A variety of cortical electrode devices, including strip electrodes, are available to be placed upon the surface of the brain for a number of neurological purposes including monitoring brain activity during open brain surgery. Leads extend outward from these electrodes to enable the electrodes to be joined to external devices such as monitoring equipment. This link is usually accomplished through the use of connectors since they are designed to accommodate a plurality of leads needed to electrically communicate with a range of medical equipment located at a distance from the electrodes.
Certain connectors in the prior art have, however, various shortcomings and problems. Some of these devices require multiple parts to achieve connection of each lead to the connector. This adds to the complexity of their operation and makes difficult any attempts at one-handed connection or disconnection. Simplicity in structure and operation is particularly important when considering that repeated connections and disconnections may need to occur during surgery at a time when the surgeon and his staff are already giving attention to a great many other matters. This added complexity in the operational procedures needed to be carried out by one or more medical personnel is therefore a significant shortcoming to use of these connectors.

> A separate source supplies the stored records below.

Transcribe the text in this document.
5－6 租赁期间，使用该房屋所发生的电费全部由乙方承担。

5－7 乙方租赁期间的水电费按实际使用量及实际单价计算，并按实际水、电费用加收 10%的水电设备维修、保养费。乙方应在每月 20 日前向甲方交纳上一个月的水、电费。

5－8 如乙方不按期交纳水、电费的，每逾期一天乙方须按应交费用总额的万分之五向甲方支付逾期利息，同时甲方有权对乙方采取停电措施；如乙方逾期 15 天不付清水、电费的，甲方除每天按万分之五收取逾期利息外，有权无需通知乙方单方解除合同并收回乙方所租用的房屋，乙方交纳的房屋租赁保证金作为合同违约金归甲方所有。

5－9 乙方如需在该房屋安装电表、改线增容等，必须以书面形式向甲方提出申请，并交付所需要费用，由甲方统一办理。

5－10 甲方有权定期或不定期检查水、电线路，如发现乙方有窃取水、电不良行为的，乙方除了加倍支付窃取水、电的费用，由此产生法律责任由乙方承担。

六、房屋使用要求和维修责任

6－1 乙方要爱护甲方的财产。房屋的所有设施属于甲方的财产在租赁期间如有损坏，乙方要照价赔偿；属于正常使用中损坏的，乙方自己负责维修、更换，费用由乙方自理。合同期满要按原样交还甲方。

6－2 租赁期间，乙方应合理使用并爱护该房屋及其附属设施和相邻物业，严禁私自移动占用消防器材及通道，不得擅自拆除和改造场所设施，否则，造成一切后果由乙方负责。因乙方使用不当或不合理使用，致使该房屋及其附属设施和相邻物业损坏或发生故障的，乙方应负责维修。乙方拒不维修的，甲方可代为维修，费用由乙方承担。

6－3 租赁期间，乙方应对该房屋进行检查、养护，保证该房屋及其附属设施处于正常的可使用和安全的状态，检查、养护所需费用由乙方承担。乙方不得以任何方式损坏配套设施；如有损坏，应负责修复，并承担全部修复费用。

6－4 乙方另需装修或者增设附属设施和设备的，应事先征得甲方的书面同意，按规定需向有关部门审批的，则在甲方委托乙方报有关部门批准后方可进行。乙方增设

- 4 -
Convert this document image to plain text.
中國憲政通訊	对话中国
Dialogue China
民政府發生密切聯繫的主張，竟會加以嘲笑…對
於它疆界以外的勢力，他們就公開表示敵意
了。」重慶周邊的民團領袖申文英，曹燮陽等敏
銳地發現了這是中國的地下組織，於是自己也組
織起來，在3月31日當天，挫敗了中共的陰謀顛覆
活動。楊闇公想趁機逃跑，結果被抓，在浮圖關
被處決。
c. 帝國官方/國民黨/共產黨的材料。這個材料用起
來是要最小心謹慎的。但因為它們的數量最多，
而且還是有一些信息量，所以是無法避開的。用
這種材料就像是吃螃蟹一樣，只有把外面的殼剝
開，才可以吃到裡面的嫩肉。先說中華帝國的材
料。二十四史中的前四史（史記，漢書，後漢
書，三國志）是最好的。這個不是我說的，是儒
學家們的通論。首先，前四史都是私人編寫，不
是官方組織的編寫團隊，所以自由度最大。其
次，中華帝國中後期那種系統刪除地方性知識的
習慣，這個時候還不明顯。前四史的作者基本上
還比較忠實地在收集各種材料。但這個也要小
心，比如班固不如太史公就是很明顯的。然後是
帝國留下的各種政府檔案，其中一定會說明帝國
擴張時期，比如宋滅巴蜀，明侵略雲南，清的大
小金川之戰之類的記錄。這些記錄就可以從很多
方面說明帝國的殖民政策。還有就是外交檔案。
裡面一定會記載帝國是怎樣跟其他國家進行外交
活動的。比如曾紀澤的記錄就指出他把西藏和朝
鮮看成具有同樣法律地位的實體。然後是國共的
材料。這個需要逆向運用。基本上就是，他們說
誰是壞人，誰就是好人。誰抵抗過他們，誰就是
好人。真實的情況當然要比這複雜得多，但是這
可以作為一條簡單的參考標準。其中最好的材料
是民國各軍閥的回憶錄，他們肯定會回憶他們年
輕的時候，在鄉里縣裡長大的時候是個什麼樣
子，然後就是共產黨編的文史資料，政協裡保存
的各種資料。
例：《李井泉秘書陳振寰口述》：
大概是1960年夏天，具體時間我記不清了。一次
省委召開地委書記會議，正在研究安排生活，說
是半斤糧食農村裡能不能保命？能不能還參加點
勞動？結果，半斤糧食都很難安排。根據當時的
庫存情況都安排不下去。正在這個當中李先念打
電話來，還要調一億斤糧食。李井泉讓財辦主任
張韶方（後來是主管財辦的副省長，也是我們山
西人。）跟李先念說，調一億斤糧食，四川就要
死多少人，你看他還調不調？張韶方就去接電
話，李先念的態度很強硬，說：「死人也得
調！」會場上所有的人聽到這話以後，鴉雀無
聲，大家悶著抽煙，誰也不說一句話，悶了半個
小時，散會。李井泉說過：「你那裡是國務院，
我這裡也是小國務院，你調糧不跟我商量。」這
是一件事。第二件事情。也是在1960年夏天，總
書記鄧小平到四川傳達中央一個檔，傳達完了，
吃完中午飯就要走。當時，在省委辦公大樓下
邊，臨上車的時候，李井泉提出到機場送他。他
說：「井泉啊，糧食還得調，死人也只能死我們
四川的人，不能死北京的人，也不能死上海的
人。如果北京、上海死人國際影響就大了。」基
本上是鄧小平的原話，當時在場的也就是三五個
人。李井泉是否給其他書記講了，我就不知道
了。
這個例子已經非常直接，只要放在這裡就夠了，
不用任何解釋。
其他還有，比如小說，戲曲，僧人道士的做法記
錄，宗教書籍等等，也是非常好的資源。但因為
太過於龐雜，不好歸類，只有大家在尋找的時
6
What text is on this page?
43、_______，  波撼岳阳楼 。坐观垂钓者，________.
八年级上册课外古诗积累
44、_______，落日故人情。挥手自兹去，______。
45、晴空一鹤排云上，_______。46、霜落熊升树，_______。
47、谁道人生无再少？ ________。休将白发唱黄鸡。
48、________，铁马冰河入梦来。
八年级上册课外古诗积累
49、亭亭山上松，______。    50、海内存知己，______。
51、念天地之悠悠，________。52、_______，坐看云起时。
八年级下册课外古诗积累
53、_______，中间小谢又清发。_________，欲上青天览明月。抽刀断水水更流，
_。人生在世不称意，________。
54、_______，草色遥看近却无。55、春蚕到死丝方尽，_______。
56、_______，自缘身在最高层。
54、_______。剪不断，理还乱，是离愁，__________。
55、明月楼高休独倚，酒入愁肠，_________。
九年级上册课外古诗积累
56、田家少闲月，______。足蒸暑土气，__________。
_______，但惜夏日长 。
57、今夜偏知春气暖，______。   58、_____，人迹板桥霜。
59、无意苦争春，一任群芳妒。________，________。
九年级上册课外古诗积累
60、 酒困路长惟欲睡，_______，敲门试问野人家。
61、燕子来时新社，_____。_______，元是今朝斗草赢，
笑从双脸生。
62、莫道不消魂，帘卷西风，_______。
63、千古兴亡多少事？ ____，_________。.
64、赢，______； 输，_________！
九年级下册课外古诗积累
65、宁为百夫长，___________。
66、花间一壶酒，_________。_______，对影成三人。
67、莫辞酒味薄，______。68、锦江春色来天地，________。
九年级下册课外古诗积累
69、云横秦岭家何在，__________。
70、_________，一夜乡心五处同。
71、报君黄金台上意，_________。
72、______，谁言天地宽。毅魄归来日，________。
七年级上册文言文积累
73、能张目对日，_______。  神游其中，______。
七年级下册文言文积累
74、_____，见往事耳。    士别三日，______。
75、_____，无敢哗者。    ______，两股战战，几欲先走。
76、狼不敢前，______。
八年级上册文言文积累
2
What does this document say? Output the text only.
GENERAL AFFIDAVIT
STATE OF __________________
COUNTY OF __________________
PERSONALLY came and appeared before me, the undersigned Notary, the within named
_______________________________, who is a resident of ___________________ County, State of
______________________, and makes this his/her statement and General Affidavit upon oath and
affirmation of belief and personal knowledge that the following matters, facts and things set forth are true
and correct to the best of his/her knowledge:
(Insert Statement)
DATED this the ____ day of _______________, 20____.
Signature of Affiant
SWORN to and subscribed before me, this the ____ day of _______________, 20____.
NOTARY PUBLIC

Maintaining a reliable and constant connection to each electrode device throughout the period of their use is another important consideration. Connectors not providing a definitive visual indication that electrical connection has been accomplished can be problematic. Another concern is that inadvertent disconnection or dislodging of the contact between the connector with the leads from the electrode devices or the unexpected destruction of the connection between the leads and the devices themselves can too often occur. This is a serious problem because, with certain connectors, such events may make it difficult or even impossible for the physician or technician to quickly re-establish a connection between the electrode with the external medical equipment when reliance upon that device, as during surgery, is critical.
Contributing to these difficulties is the absence in most cases of convenient access to the connector being used since these devices are usually located at a distance from the immediate surgical site. A connector that can be mounted in close proximity to the cortical electrodes for immediate accessibility to the surgical staff would then be highly desirable.
This invention addresses many of these problems and shortcomings in a simple and inexpensive manner.